Japanese dive bomber prototype

The Nakajima D3N (also designated Experimental 11-Shi Carrier Bomber and Nakajima DB) was a Japanese carrier-based dive bomber of the 1930s. Three prototypes were built for the Imperial Japanese Navy, but no production followed, with the Aichi D3A being selected instead.

==Design and development==
In 1936, the Imperial Japanese Navy Air Service issued a specification for a carrier based dive bomber to replace the Aichi D1A, a two-seat biplane developed from the German Heinkel He 66. The new dive bomber was to be a low-wing monoplane, with proposals submitted by Aichi, Mitsubishi and Nakajima. Orders were placed with Aichi and Nakajima for prototypes in 1934. Nakajima's design was based on its C3N and B5N that had been designed to meet 1935 requirements for a reconnaissance aircraft and torpedo bomber respectively, and like these aircraft, was a single-engined monoplane of all-metal construction with folding wings for storage aboard ship. It was powered by a single Nakajima Hikari nine-cylinder radial engine, rated at 660–820 hp, and driving a two-bladed variable-pitch propeller.
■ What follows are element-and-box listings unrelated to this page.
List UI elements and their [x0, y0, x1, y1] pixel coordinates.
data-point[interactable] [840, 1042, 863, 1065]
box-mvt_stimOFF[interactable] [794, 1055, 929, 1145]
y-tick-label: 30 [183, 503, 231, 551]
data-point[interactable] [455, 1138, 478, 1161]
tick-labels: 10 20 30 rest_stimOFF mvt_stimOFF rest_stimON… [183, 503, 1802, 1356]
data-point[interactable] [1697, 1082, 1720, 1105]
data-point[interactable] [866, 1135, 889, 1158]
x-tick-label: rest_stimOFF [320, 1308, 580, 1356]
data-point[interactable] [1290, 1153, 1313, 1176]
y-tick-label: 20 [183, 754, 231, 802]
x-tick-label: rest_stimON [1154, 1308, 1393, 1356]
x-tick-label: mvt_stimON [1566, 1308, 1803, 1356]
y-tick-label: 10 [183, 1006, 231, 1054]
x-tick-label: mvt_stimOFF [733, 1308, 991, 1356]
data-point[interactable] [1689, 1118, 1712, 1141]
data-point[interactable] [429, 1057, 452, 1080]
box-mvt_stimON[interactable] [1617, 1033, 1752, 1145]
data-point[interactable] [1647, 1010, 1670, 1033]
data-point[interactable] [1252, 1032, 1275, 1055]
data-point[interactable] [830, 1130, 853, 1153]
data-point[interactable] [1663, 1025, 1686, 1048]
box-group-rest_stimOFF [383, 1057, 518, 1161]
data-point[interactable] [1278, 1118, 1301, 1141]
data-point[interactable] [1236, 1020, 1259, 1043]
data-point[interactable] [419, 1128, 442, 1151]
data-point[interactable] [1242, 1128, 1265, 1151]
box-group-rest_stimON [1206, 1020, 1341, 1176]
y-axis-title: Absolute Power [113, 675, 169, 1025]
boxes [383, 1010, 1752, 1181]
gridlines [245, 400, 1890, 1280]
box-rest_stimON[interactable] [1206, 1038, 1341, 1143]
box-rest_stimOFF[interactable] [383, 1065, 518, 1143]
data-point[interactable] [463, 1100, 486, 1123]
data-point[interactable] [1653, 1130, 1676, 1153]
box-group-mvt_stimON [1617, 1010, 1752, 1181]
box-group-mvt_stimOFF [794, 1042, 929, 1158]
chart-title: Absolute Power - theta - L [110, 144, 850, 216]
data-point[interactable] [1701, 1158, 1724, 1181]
It had a retractable tailwheel undercarriage, in which the mainwheels were designed to be lowered for use as dive brakes, although more conventional dive brakes were added as a result of a change in the specification.

The first prototype made its maiden flight in 1937, with the second and third prototypes flying in 1939. Aichi's AM-17 proved superior however, and was ordered into production as the Aichi D3A in December 1939.

The second prototype was retained by Nakajima and used as a testbed, helping in the development of the Nakajima Sakae and Homare engines, and remaining in use until 1945.